Au vu de la situation économique actuelle, le thème du pouvoir d'achat est devenu central. La campagne présidentielle que nous venons de vivre en a été l’illustration, et la campagne des législatives à venir le confirmera sans doute.

Nolwenn Quiguer, avocat au barreau de Rennes, pouvoir d'achat

Nolwenn Quiguer, avocat au barreau de Rennes ©DR

Impactées par les hausses des matières premières et de l’énergie, les entreprises font face aux attentes fortes des salariés qui subissent également l’inflation et en particulier l’augmentation du coût du carburant. Les entreprises doivent, qui plus est, être attentives aux éventuelles négociations au niveau des conventions collectives de branche dont elles dépendent. En effet, suite aux revalorisations successives du SMIC (octobre 2021, janvier 2022 et celle à venir en mai 2022), qui ont eu pour effet un tassement des grilles salariales conventionnelles, les partenaires sociaux sont susceptibles d’engager des négociations à ce titre.

Au-delà des augmentations de salaire, d’autres leviers peuvent éventuellement être actionnés pour répondre aux demandes liées à l’amélioration du pouvoir d’achat, tout en étant exonérés de charges sociales, sous conditions. Certaines mesures peuvent concerner les trajets domicile – lieu de travail (I), mais d’autres peuvent améliorer plus généralement le pouvoir d’achat des salariés (II).

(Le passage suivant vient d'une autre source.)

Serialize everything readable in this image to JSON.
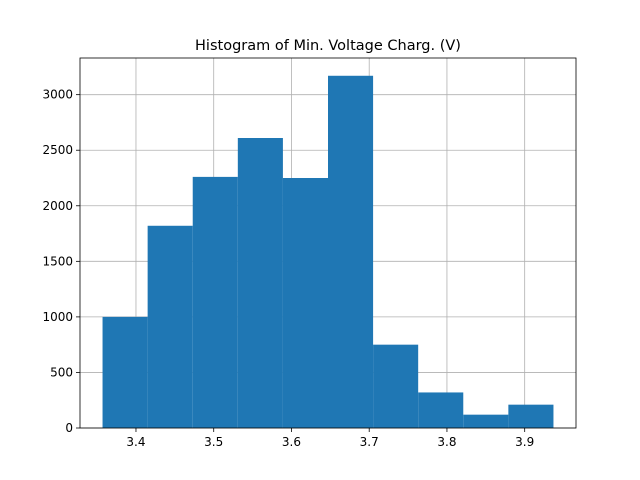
{
  "chart_data": {
    "type": "bar",
    "title": "Histogram of Min. Voltage Charg. (V)",
    "xlabel": "",
    "ylabel": "",
    "bins": [
      {
        "x0": 3.357,
        "x1": 3.415,
        "count": 1000
      },
      {
        "x0": 3.415,
        "x1": 3.473,
        "count": 1820
      },
      {
        "x0": 3.473,
        "x1": 3.531,
        "count": 2260
      },
      {
        "x0": 3.531,
        "x1": 3.589,
        "count": 2610
      },
      {
        "x0": 3.589,
        "x1": 3.647,
        "count": 2250
      },
      {
        "x0": 3.647,
        "x1": 3.705,
        "count": 3170
      },
      {
        "x0": 3.705,
        "x1": 3.763,
        "count": 750
      },
      {
        "x0": 3.763,
        "x1": 3.821,
        "count": 320
      },
      {
        "x0": 3.821,
        "x1": 3.879,
        "count": 120
      },
      {
        "x0": 3.879,
        "x1": 3.937,
        "count": 210
      }
    ],
    "xlim": [
      3.328,
      3.966
    ],
    "ylim": [
      0,
      3330
    ],
    "xticks": [
      3.4,
      3.5,
      3.6,
      3.7,
      3.8,
      3.9
    ],
    "xtick_labels": [
      "3.4",
      "3.5",
      "3.6",
      "3.7",
      "3.8",
      "3.9"
    ],
    "yticks": [
      0,
      500,
      1000,
      1500,
      2000,
      2500,
      3000
    ],
    "ytick_labels": [
      "0",
      "500",
      "1000",
      "1500",
      "2000",
      "2500",
      "3000"
    ],
    "grid": true,
    "colors": {
      "bar": "#1f77b4",
      "grid": "#b0b0b0",
      "axis": "#000000"
    }
  }
}
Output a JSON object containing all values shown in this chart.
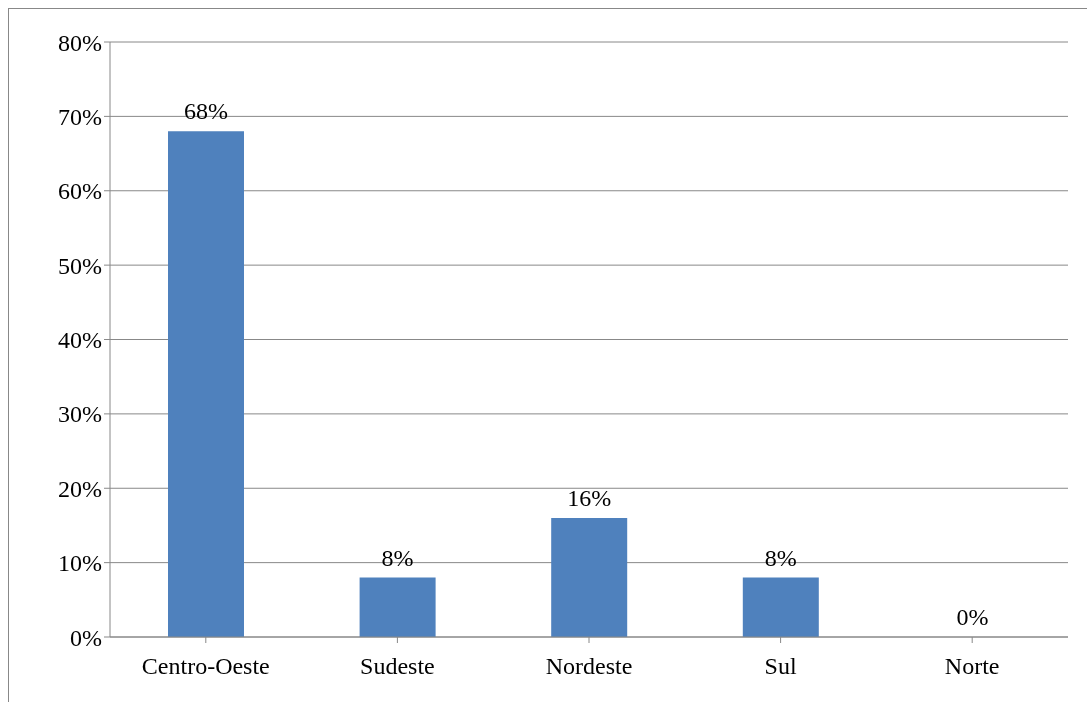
{
  "chart_data": {
    "type": "bar",
    "categories": [
      "Centro-Oeste",
      "Sudeste",
      "Nordeste",
      "Sul",
      "Norte"
    ],
    "values": [
      68,
      8,
      16,
      8,
      0
    ],
    "color": "#4f81bd",
    "value_labels": [
      "68%",
      "8%",
      "16%",
      "8%",
      "0%"
    ],
    "ylim": [
      0,
      80
    ],
    "yticks": [
      {
        "value": 0,
        "label": "0%"
      },
      {
        "value": 10,
        "label": "10%"
      },
      {
        "value": 20,
        "label": "20%"
      },
      {
        "value": 30,
        "label": "30%"
      },
      {
        "value": 40,
        "label": "40%"
      },
      {
        "value": 50,
        "label": "50%"
      },
      {
        "value": 60,
        "label": "60%"
      },
      {
        "value": 70,
        "label": "70%"
      },
      {
        "value": 80,
        "label": "80%"
      }
    ],
    "grid": "y",
    "legend": false
  }
}
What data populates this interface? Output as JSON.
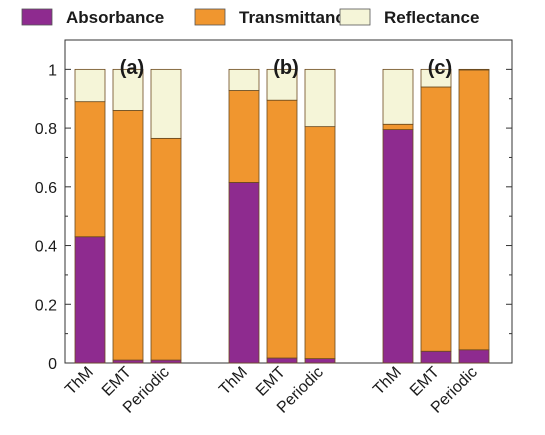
{
  "chart_data": {
    "type": "bar",
    "stacked": true,
    "title": "",
    "xlabel": "",
    "ylabel": "",
    "ylim": [
      0,
      1.1
    ],
    "yticks": [
      "0",
      "0.2",
      "0.4",
      "0.6",
      "0.8",
      "1"
    ],
    "legend_position": "top",
    "legend": [
      {
        "name": "Absorbance",
        "color": "#8e2b8f"
      },
      {
        "name": "Transmittance",
        "color": "#f0962f"
      },
      {
        "name": "Reflectance",
        "color": "#f5f5d8"
      }
    ],
    "groups": [
      {
        "label": "(a)",
        "categories": [
          "ThM",
          "EMT",
          "Periodic"
        ],
        "series": [
          {
            "name": "Absorbance",
            "values": [
              0.43,
              0.01,
              0.01
            ]
          },
          {
            "name": "Transmittance",
            "values": [
              0.46,
              0.85,
              0.755
            ]
          },
          {
            "name": "Reflectance",
            "values": [
              0.11,
              0.14,
              0.235
            ]
          }
        ]
      },
      {
        "label": "(b)",
        "categories": [
          "ThM",
          "EMT",
          "Periodic"
        ],
        "series": [
          {
            "name": "Absorbance",
            "values": [
              0.615,
              0.017,
              0.015
            ]
          },
          {
            "name": "Transmittance",
            "values": [
              0.313,
              0.878,
              0.79
            ]
          },
          {
            "name": "Reflectance",
            "values": [
              0.072,
              0.105,
              0.195
            ]
          }
        ]
      },
      {
        "label": "(c)",
        "categories": [
          "ThM",
          "EMT",
          "Periodic"
        ],
        "series": [
          {
            "name": "Absorbance",
            "values": [
              0.795,
              0.04,
              0.045
            ]
          },
          {
            "name": "Transmittance",
            "values": [
              0.018,
              0.9,
              0.953
            ]
          },
          {
            "name": "Reflectance",
            "values": [
              0.187,
              0.06,
              0.002
            ]
          }
        ]
      }
    ]
  }
}
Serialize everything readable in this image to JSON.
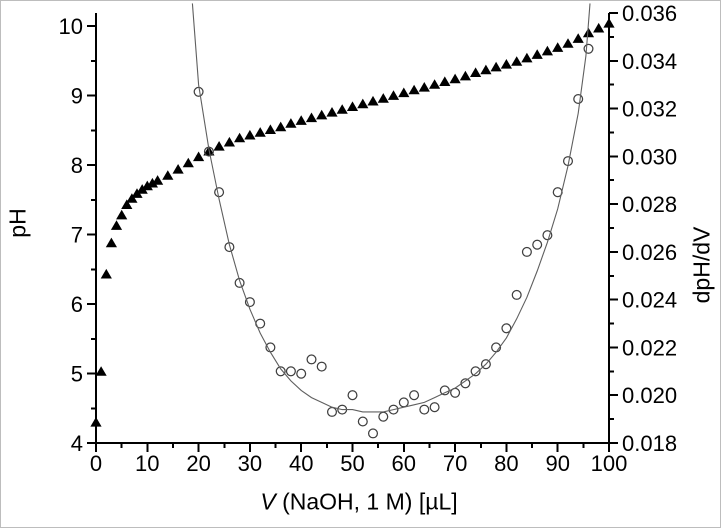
{
  "figure": {
    "background": "#ffffff",
    "border_color": "#bdbdbd",
    "axis_color": "#000000",
    "fit_line_color": "#5f5f5f",
    "circle_stroke_color": "#3f3f3f"
  },
  "chart_data": {
    "type": "scatter",
    "title": "",
    "xlabel": "V (NaOH, 1 M) [µL]",
    "xlabel_parts": {
      "variable": "V",
      "rest": " (NaOH, 1 M) [µL]"
    },
    "ylabel_left": "pH",
    "ylabel_right": "dpH/dV",
    "legend": "none",
    "grid": false,
    "axes": {
      "x": {
        "min": 0,
        "max": 100,
        "major_ticks": [
          0,
          10,
          20,
          30,
          40,
          50,
          60,
          70,
          80,
          90,
          100
        ],
        "minor_tick_step": 5,
        "label_decimals": 0
      },
      "left": {
        "min": 4,
        "max": 10,
        "major_ticks": [
          4,
          5,
          6,
          7,
          8,
          9,
          10
        ],
        "minor_tick_step": 0.5,
        "label_decimals": 0
      },
      "right": {
        "min": 0.018,
        "max": 0.036,
        "major_ticks": [
          0.018,
          0.02,
          0.022,
          0.024,
          0.026,
          0.028,
          0.03,
          0.032,
          0.034,
          0.036
        ],
        "minor_tick_step": 0.001,
        "label_decimals": 3
      }
    },
    "series": [
      {
        "name": "pH titration curve",
        "marker": "filled-triangle",
        "axis": "left",
        "color": "#000000",
        "points": [
          [
            0,
            4.3
          ],
          [
            1,
            5.03
          ],
          [
            2,
            6.43
          ],
          [
            3,
            6.88
          ],
          [
            4,
            7.13
          ],
          [
            5,
            7.28
          ],
          [
            6,
            7.43
          ],
          [
            7,
            7.52
          ],
          [
            8,
            7.59
          ],
          [
            9,
            7.65
          ],
          [
            10,
            7.7
          ],
          [
            11,
            7.74
          ],
          [
            12,
            7.78
          ],
          [
            14,
            7.85
          ],
          [
            16,
            7.94
          ],
          [
            18,
            8.03
          ],
          [
            20,
            8.12
          ],
          [
            22,
            8.2
          ],
          [
            24,
            8.27
          ],
          [
            26,
            8.33
          ],
          [
            28,
            8.39
          ],
          [
            30,
            8.43
          ],
          [
            32,
            8.47
          ],
          [
            34,
            8.51
          ],
          [
            36,
            8.55
          ],
          [
            38,
            8.6
          ],
          [
            40,
            8.64
          ],
          [
            42,
            8.68
          ],
          [
            44,
            8.72
          ],
          [
            46,
            8.76
          ],
          [
            48,
            8.8
          ],
          [
            50,
            8.84
          ],
          [
            52,
            8.88
          ],
          [
            54,
            8.92
          ],
          [
            56,
            8.96
          ],
          [
            58,
            9.0
          ],
          [
            60,
            9.04
          ],
          [
            62,
            9.08
          ],
          [
            64,
            9.12
          ],
          [
            66,
            9.16
          ],
          [
            68,
            9.2
          ],
          [
            70,
            9.24
          ],
          [
            72,
            9.28
          ],
          [
            74,
            9.33
          ],
          [
            76,
            9.37
          ],
          [
            78,
            9.41
          ],
          [
            80,
            9.45
          ],
          [
            82,
            9.49
          ],
          [
            84,
            9.54
          ],
          [
            86,
            9.59
          ],
          [
            88,
            9.64
          ],
          [
            90,
            9.69
          ],
          [
            92,
            9.75
          ],
          [
            94,
            9.82
          ],
          [
            96,
            9.9
          ],
          [
            98,
            9.97
          ],
          [
            100,
            10.04
          ]
        ]
      },
      {
        "name": "dpH/dV derivative",
        "marker": "open-circle",
        "axis": "right",
        "color": "#3f3f3f",
        "points": [
          [
            20,
            0.0327
          ],
          [
            22,
            0.0302
          ],
          [
            24,
            0.0285
          ],
          [
            26,
            0.0262
          ],
          [
            28,
            0.0247
          ],
          [
            30,
            0.0239
          ],
          [
            32,
            0.023
          ],
          [
            34,
            0.022
          ],
          [
            36,
            0.021
          ],
          [
            38,
            0.021
          ],
          [
            40,
            0.0209
          ],
          [
            42,
            0.0215
          ],
          [
            44,
            0.0212
          ],
          [
            46,
            0.0193
          ],
          [
            48,
            0.0194
          ],
          [
            50,
            0.02
          ],
          [
            52,
            0.0189
          ],
          [
            54,
            0.0184
          ],
          [
            56,
            0.0191
          ],
          [
            58,
            0.0194
          ],
          [
            60,
            0.0197
          ],
          [
            62,
            0.02
          ],
          [
            64,
            0.0194
          ],
          [
            66,
            0.0195
          ],
          [
            68,
            0.0202
          ],
          [
            70,
            0.0201
          ],
          [
            72,
            0.0205
          ],
          [
            74,
            0.021
          ],
          [
            76,
            0.0213
          ],
          [
            78,
            0.022
          ],
          [
            80,
            0.0228
          ],
          [
            82,
            0.0242
          ],
          [
            84,
            0.026
          ],
          [
            86,
            0.0263
          ],
          [
            88,
            0.0267
          ],
          [
            90,
            0.0285
          ],
          [
            92,
            0.0298
          ],
          [
            94,
            0.0324
          ],
          [
            96,
            0.0345
          ]
        ]
      },
      {
        "name": "dpH/dV fit curve",
        "marker": "line",
        "axis": "right",
        "color": "#5f5f5f",
        "points": [
          [
            18.8,
            0.0364
          ],
          [
            20,
            0.033
          ],
          [
            22,
            0.0303
          ],
          [
            24,
            0.0282
          ],
          [
            26,
            0.0263
          ],
          [
            28,
            0.0248
          ],
          [
            30,
            0.0236
          ],
          [
            32,
            0.0226
          ],
          [
            34,
            0.0218
          ],
          [
            36,
            0.0211
          ],
          [
            38,
            0.0206
          ],
          [
            40,
            0.0202
          ],
          [
            42,
            0.0199
          ],
          [
            44,
            0.0197
          ],
          [
            46,
            0.0195
          ],
          [
            48,
            0.0194
          ],
          [
            50,
            0.0194
          ],
          [
            52,
            0.0193
          ],
          [
            54,
            0.0193
          ],
          [
            56,
            0.0193
          ],
          [
            58,
            0.0194
          ],
          [
            60,
            0.0195
          ],
          [
            62,
            0.0196
          ],
          [
            64,
            0.0197
          ],
          [
            66,
            0.0199
          ],
          [
            68,
            0.0201
          ],
          [
            70,
            0.0203
          ],
          [
            72,
            0.0206
          ],
          [
            74,
            0.0209
          ],
          [
            76,
            0.0213
          ],
          [
            78,
            0.0218
          ],
          [
            80,
            0.0224
          ],
          [
            82,
            0.0232
          ],
          [
            84,
            0.0241
          ],
          [
            86,
            0.0252
          ],
          [
            88,
            0.0264
          ],
          [
            90,
            0.0278
          ],
          [
            92,
            0.0296
          ],
          [
            94,
            0.0318
          ],
          [
            95.5,
            0.0342
          ],
          [
            96.3,
            0.0364
          ]
        ]
      }
    ]
  }
}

Les leviers en lien avec les trajets domicile – lieu de travail

Selon l’INSEE, le coût moyen d’un mois de carburant pour les trajets domicile-travail est passé d’une soixantaine d’euros en janvier 2021 à près de 100 euros en mars 2022. Face à ce constat, les entreprises peuvent envisager la prise en charge des frais de transport domicile – lieu de travail ou encore des aménagements du travail limitant les déplacements.

La prise en charge des frais de transport domicile – lieu de travail

Les entreprises, quel que soit leur effectif, sont tenues de prendre en charge les frais d’abonnement aux transports collectifs ou de services publics de location de vélos à hauteur de 50 % du prix des titres d’abonnements (C. trav., art. L. 3261-2).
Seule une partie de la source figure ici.